I hope your experience of being in the Church is never like being in a haunted house! But there are times of fear, foreboding and uncertainty for congregations that have faced decline. As a church leader, I used to assume it was my job to keep my congregation “comfortable”, like a flight attendant on an airplane. But I think now there are times when it is best to step away a little, and let a congregation enter its own experience of loss and searching. It is their job to hold hands with one another and walk the dark corridors of decision making to find their way. It is my job to stay nearby and remind them of God’s presence and guidance. But I cannot protect them from the truth of their situation.

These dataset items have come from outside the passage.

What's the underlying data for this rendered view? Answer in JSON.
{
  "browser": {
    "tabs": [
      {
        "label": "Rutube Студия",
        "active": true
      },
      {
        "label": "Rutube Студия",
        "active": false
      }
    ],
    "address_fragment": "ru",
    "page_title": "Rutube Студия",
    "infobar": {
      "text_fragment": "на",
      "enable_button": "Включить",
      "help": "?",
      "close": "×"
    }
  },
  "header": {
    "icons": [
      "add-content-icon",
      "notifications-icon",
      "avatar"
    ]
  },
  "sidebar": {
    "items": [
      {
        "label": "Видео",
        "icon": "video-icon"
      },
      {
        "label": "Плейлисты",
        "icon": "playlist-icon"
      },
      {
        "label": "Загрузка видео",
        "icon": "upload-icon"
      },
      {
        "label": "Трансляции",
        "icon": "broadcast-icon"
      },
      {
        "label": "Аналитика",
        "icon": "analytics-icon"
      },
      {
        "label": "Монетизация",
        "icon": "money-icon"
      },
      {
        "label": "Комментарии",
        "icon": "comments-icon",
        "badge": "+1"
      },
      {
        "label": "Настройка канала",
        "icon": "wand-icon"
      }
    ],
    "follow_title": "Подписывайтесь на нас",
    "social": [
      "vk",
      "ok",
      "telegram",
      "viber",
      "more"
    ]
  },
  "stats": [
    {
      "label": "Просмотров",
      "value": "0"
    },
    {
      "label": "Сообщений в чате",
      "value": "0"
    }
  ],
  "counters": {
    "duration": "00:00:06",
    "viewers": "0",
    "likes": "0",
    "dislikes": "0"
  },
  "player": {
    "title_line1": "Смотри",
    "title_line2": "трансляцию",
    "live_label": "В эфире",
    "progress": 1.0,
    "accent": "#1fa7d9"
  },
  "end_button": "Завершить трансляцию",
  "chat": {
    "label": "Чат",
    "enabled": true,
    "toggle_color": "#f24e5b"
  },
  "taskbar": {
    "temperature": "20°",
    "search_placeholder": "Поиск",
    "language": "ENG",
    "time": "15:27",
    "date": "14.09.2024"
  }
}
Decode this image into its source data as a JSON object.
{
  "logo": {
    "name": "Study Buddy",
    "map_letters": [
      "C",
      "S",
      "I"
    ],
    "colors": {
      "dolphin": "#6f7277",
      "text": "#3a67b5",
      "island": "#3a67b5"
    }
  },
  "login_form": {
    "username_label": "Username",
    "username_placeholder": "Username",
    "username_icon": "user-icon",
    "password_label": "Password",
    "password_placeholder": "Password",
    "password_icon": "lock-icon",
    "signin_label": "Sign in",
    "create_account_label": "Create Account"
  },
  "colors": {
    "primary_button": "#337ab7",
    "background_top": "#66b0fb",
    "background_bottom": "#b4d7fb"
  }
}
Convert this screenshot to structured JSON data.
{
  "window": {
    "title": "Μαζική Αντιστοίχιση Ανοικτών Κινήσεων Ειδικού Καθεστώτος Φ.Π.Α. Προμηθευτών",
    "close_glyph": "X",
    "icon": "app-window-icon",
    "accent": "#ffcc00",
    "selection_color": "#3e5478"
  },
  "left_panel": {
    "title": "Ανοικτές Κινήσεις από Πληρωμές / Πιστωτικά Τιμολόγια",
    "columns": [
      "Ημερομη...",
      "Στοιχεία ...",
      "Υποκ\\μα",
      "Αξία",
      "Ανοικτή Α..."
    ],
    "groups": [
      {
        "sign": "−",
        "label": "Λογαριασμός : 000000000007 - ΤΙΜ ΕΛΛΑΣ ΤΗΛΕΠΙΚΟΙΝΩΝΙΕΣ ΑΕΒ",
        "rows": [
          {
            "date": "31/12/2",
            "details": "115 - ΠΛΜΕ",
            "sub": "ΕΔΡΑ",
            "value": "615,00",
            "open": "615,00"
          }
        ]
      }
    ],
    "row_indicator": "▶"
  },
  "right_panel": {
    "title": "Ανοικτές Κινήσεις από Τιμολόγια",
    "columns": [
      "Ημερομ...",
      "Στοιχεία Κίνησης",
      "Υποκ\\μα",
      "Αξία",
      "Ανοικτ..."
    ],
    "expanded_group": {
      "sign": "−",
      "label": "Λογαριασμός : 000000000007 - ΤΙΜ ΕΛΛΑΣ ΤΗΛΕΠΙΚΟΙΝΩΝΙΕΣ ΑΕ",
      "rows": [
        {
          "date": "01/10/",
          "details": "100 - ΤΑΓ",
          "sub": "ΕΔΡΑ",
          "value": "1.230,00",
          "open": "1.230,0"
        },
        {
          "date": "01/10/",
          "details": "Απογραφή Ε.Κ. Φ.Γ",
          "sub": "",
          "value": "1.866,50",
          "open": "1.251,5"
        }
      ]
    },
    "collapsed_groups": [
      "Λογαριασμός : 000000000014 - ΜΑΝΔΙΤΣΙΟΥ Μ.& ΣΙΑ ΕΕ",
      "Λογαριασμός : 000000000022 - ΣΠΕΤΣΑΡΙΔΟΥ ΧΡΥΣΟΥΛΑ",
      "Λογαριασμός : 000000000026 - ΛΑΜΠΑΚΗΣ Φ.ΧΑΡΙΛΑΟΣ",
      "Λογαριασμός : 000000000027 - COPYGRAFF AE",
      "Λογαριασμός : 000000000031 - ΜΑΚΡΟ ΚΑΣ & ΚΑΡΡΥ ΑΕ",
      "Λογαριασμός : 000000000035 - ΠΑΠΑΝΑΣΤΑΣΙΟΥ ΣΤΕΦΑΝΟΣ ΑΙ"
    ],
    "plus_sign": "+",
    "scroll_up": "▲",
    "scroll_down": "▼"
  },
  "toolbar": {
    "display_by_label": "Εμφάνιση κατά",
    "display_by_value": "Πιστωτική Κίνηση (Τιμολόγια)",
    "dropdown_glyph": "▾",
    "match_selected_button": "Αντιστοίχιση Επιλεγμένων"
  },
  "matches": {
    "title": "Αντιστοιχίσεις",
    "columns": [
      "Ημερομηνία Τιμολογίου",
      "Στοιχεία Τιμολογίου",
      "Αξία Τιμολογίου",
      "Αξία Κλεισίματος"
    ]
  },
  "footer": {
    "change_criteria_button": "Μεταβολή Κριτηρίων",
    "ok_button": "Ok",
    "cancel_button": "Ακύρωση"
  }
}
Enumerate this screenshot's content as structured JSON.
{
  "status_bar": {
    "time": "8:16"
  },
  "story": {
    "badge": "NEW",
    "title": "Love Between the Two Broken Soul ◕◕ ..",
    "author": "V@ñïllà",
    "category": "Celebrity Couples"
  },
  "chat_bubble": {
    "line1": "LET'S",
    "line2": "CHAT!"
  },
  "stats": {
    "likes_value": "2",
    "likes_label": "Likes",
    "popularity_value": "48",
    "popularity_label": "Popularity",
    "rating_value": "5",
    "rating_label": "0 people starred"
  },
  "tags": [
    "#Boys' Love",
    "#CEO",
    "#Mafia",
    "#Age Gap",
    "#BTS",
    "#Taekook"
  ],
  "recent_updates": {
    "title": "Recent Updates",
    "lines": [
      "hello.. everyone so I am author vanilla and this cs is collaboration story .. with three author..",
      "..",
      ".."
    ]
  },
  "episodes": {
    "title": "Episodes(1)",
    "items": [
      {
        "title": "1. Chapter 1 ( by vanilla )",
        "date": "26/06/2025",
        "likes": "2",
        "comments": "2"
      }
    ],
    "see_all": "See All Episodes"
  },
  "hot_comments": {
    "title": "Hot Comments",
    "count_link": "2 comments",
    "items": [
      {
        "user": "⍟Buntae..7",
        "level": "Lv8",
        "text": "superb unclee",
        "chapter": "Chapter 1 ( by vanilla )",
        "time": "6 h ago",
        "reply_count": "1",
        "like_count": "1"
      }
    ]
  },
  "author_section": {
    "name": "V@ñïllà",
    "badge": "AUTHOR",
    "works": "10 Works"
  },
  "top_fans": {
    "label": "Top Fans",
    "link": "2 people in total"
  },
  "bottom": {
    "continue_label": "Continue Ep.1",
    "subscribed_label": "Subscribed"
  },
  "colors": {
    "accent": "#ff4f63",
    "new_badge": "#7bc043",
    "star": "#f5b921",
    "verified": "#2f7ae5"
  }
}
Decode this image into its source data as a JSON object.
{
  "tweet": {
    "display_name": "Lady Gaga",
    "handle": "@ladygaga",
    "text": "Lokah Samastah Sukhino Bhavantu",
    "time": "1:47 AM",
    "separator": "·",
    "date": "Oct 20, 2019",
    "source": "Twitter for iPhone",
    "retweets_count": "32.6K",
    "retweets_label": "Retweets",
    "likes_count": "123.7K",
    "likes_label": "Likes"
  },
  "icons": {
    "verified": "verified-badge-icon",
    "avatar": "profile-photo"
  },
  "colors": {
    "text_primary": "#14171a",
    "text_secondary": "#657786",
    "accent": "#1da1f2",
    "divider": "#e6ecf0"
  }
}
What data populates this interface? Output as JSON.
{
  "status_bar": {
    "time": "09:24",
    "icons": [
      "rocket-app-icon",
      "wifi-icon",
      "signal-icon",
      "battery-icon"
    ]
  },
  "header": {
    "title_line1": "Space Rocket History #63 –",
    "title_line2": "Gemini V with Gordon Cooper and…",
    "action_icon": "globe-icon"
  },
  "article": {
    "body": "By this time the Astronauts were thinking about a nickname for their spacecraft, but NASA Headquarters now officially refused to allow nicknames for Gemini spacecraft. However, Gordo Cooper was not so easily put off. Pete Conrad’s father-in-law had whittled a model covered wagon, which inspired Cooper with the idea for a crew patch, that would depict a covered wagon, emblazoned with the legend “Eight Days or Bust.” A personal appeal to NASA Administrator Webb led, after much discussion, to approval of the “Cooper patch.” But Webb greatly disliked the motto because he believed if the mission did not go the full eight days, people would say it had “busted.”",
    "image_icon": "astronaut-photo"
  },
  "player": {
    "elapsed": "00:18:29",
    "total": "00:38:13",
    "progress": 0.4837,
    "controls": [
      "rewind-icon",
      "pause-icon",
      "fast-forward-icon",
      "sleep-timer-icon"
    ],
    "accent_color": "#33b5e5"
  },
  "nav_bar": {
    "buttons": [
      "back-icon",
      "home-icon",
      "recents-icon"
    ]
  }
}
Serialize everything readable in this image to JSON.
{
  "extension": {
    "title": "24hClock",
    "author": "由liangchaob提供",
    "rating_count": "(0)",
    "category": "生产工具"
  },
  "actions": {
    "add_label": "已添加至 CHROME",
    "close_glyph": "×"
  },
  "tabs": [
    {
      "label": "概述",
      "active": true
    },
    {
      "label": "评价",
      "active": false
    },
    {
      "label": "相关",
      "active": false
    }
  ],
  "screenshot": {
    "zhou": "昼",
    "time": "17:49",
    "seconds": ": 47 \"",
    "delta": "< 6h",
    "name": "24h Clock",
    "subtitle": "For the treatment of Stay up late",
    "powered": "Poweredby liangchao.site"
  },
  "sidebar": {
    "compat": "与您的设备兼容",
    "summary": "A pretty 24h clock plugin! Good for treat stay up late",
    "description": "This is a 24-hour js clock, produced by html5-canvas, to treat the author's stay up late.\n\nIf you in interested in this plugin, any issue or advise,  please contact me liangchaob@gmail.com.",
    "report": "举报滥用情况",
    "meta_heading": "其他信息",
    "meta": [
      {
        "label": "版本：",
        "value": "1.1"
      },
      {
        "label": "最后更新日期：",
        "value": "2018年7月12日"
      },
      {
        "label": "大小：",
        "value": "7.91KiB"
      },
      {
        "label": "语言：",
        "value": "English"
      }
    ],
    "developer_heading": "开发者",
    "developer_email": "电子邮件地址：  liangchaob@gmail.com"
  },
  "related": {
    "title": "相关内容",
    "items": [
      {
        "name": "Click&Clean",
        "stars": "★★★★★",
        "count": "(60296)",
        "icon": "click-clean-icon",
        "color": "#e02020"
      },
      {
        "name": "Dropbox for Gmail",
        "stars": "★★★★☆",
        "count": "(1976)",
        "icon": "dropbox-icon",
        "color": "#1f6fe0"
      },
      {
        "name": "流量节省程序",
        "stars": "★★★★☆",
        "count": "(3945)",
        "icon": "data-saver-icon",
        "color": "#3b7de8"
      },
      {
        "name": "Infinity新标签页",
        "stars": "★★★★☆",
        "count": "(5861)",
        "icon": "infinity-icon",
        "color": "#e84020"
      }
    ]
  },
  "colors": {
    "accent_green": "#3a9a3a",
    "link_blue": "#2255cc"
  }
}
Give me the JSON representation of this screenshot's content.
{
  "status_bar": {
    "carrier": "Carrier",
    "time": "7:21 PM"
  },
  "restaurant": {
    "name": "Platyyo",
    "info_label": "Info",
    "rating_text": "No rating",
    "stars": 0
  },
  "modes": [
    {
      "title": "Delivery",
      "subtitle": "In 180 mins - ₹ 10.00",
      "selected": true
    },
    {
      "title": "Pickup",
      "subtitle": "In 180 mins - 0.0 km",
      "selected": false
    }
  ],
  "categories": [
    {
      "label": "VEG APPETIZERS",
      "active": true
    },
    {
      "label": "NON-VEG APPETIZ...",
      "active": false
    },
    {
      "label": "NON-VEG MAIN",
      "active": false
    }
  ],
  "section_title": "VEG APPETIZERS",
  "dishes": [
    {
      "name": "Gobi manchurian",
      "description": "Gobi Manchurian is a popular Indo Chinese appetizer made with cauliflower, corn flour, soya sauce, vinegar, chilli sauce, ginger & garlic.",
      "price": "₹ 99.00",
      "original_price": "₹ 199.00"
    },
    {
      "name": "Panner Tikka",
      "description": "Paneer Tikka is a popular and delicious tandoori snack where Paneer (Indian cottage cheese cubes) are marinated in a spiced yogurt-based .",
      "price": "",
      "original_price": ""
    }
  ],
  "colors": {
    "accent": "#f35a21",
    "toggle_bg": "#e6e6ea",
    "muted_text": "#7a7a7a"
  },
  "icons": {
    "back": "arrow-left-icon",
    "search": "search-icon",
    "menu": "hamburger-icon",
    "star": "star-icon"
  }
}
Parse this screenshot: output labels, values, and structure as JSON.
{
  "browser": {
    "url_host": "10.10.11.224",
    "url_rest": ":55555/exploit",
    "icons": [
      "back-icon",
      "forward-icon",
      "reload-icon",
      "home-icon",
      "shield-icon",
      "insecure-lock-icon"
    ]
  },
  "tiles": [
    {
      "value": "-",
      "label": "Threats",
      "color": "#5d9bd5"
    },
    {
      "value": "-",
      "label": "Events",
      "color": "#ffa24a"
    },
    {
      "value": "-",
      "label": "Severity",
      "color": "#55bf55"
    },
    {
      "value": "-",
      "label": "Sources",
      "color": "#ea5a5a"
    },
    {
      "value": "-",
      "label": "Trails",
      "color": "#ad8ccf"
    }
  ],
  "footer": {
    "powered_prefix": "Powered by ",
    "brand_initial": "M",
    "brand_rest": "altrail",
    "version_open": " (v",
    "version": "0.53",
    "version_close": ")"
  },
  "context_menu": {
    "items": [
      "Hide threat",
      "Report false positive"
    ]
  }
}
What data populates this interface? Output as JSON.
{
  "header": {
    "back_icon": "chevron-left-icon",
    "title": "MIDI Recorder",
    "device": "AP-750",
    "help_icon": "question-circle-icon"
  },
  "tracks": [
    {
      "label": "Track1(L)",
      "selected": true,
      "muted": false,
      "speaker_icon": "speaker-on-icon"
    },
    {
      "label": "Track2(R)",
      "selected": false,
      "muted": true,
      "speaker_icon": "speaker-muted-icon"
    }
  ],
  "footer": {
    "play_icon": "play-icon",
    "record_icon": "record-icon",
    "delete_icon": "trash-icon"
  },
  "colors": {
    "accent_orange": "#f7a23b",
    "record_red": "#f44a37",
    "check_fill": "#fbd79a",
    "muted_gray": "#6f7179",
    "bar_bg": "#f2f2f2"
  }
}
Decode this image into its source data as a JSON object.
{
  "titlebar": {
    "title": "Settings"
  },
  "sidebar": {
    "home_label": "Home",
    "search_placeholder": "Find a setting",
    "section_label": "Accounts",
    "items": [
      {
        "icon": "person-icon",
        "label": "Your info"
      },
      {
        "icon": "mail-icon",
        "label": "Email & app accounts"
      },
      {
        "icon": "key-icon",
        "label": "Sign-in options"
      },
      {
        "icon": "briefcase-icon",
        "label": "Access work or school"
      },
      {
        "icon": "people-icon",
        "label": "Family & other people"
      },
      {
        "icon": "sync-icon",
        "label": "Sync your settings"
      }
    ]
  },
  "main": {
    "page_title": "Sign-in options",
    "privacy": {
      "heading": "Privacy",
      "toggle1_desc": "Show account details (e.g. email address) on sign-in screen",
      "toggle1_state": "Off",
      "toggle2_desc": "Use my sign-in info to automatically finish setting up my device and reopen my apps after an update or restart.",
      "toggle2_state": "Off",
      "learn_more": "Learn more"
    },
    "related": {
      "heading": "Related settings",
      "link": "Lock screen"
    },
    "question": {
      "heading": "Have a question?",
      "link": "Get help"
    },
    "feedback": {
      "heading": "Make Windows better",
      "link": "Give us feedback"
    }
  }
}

It’s hard for me to write that, and even harder to do. It goes against all my “pastoral” instincts. But I know how I felt when I emerged from that haunted house: I did it! I may have run into a few walls, but I survived! Congregations deserve to pull together, experience grief and discomfort, to find unique ways of coping and creative solutions. For the pastor, that may mean letting the arguments happen, letting the jobs go undone, letting God’s truth be told.
The pastor is not a buffer against painful decision making, but a coach who keeps encouraging her/his congregation: “Keep walking! Try that door! Don’t stop!”
What do you think? As a pastor, how do you see yourself guiding your congregation through change? As a layperson, what do you think you need from your pastor as you negotiate change?